Tuvo que esperar más de una hora, casi hasta las tres y media, hasta que vio salir, aliviado, a un viejo Land Cruiser, que dejó un espacio suficientemente grande. Estaba a apenas diez metros de la puerta de entrada de la casa de color azul claro, con ventanas en saliente, donde estaba el piso de Jessie Sheldon. ¡La diosa Fortuna le sonreía!
Era perfecto. Había puesto suficientes monedas como para estar cubierto hasta las seis y media, cuando acababa la limitación de aparcamiento. Ahora acababa de pasar aquella hora.
Una hora y diez minutos antes, Jessie había salido por la puerta principal, con su chándal y sus deportivas, y había pasado a su lado de camino a su clase de kick-boxing, a la que iba cada sábado por la tarde y de la que tanto hablaba en Facebook. Podría habérsela llevado en aquel momento, pero aún había demasiada luz y pasaba gente por la calle.
Pero ahora estaba oscuro y, de momento, la calle estaba desierta.
Ella iría con prisas, lo sabía.

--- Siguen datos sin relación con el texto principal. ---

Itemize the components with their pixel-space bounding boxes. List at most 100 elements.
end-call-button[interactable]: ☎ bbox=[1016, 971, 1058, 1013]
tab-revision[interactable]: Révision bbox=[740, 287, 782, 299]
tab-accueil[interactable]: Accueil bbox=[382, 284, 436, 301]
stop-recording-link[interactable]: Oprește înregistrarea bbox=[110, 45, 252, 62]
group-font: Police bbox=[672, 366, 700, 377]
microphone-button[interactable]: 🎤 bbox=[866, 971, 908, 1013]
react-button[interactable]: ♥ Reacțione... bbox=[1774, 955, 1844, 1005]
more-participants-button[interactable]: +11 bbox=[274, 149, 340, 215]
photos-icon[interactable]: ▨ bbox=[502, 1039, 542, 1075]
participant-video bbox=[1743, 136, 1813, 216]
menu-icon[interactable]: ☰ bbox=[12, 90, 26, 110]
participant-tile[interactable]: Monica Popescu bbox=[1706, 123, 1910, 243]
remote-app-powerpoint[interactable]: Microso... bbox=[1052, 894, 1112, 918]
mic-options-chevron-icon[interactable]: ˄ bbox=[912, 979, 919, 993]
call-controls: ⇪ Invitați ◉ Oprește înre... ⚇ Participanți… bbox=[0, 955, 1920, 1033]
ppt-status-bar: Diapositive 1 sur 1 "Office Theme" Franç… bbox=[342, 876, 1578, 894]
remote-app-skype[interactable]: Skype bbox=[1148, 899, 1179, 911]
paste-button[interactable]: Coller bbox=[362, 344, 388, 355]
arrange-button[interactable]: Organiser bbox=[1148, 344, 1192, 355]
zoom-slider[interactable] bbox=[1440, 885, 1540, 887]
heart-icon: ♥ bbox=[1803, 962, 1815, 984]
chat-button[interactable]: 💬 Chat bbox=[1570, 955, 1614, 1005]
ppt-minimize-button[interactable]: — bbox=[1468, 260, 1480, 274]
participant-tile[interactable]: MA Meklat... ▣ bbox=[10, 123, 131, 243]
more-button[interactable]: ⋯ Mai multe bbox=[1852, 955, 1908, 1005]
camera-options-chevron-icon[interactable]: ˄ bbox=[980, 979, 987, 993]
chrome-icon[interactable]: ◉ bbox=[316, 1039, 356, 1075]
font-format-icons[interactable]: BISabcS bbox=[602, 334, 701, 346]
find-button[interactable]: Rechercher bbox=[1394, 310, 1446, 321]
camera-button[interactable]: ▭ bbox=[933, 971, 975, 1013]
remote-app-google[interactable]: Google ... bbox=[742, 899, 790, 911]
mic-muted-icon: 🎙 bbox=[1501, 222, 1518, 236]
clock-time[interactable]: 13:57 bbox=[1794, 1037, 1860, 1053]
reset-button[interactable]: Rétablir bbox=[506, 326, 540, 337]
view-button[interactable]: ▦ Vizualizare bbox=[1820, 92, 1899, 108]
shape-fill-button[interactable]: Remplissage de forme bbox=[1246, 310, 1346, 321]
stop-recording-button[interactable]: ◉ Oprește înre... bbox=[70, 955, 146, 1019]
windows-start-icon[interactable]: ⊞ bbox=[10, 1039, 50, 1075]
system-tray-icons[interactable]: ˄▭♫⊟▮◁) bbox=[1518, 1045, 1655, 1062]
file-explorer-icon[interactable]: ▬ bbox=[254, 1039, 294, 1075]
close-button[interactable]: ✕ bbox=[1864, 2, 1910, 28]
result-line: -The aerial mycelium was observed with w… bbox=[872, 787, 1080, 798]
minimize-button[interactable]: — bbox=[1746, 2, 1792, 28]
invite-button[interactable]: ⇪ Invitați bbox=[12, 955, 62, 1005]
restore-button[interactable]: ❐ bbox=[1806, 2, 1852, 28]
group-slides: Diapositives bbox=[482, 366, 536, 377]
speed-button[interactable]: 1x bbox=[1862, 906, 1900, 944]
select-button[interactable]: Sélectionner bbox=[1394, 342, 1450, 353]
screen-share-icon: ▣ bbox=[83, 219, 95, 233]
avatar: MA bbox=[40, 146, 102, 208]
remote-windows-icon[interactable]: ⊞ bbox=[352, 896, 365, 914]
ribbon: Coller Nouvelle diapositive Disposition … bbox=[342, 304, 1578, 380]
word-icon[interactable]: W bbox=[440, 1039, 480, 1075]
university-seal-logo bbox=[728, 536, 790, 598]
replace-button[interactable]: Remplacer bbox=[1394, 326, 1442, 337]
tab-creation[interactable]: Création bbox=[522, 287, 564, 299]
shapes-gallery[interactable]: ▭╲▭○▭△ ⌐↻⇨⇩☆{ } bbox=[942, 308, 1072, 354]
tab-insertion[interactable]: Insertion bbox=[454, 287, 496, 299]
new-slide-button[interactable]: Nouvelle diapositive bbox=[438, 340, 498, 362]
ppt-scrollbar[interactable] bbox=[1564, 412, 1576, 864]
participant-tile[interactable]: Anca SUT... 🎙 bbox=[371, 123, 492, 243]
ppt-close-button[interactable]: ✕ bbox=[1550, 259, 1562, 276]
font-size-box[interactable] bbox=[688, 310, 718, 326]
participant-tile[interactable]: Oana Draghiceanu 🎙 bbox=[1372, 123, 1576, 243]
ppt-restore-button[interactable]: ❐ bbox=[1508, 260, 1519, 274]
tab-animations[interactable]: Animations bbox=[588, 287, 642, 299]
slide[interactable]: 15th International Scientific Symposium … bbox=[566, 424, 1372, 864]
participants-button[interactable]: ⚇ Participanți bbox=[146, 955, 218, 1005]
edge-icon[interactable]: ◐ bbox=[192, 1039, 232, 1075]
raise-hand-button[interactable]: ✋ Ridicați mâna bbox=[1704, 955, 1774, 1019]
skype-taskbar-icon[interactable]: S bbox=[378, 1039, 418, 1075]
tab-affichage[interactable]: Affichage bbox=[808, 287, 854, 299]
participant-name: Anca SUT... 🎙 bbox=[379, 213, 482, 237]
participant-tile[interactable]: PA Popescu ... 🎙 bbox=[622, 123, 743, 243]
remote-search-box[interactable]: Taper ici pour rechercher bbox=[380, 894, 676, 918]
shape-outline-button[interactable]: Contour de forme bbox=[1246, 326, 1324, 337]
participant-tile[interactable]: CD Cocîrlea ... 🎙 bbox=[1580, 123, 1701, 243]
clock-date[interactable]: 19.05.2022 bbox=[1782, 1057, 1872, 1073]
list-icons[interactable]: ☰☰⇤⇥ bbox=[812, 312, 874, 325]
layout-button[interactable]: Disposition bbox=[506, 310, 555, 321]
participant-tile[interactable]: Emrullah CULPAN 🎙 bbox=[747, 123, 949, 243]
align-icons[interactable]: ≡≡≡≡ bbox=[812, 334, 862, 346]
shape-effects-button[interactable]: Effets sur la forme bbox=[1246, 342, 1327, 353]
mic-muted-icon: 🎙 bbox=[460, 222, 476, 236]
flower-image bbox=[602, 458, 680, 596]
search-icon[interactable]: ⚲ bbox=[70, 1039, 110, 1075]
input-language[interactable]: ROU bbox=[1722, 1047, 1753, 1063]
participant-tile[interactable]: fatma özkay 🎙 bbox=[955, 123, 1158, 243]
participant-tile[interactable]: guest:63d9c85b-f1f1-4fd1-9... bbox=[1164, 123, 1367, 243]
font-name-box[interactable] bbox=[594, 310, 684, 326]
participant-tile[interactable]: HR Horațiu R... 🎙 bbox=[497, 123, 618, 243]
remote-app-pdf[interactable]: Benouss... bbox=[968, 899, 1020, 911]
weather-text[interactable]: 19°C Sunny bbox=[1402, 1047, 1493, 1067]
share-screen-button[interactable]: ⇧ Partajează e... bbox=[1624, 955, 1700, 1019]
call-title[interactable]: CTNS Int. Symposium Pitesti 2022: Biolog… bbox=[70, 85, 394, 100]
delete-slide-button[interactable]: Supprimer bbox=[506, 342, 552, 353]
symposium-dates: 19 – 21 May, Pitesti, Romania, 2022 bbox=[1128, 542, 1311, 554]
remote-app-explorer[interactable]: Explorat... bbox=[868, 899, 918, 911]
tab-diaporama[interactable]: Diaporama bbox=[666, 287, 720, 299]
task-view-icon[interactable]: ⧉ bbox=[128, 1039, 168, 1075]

Había informado al mundo de que iba a volver a casa lo antes posible, para ponerse sus mejores galas y llevar a Benedict a su primer encuentro con sus padres.
«¡Estoy taaaaan nerviosa! ¿Y si no les gusta?», había escrito en Facebook.
¡Y añadió que estaba taaaaan contenta con los zapatos Anya Hindmarch que se había comprado!
Él también estaba taaaaan contento con el par de zapatos Anya Hindmarch que se había comprado. Estaban allí mismo, en la furgoneta, esperándola. Y él también estaba taaaaan nervioso. Nervioso y excitado, con una especie de cosquilleo por todo el cuerpo.
«¿Dónde estás esta noche, superintendente-pollón-estu- pendo Roy Grace? Aquí no te veo, ¿eh? ¡No tienes ni una pista! ¡Una vez más!»
Había aparcado de modo que pudiera verla en cuanto se acercara a través de la rendija que dejaban las cortinas del parabrisas trasero, aunque las cortinas no eran realmente necesarias. Había aplicado una película plástica negra al parabrisas de detrás y a las ventanillas laterales que hacía imposible ver dentro desde el exterior, incluso a plena luz del día. Por supuesto, los amantes de esas furgonetas Volkswagen clásicas no verían con buenos ojos una mejora como los cristales tintados. No le importaba una mierda.
Miró el reloj, se puso los guantes de látex, la gorra de béisbol y se llevó los binoculares de visión nocturna a los ojos. Ella aparecería por la esquina en cualquier minuto, caminando o quizá corriendo. Había doscientos metros desde la esquina de la calle hasta la puerta de su casa. Si venía corriendo, tendría veinte segundos. Si venía caminando, un poco más.
Lo único importante es que viniera sola y que la calle siguiera desierta.
Si no, tendría que adoptar el plan alternativo: meterla en casa. Pero haría más difícil la tarea de volver a sacarla y meterla en la furgoneta sin que la vieran. Más difícil, pero no imposible; aquello también lo había pensado.
Temblaba de emoción al repasar una vez más su lista de preparativos. El corazón le latía con fuerza. Abrió la puerta deslizante, cogió la nevera falsa que había hecho con contrachapado y la acercó a la puerta. Luego se quitó la gorra de béisbol, se puso el pasamontañas y volvió a ponerse la gorra encima, para ocultar el pasamontañas todo lo posible. Luego miró los zapatos en el suelo de la furgoneta. Idénticos a los que se había comprado ella.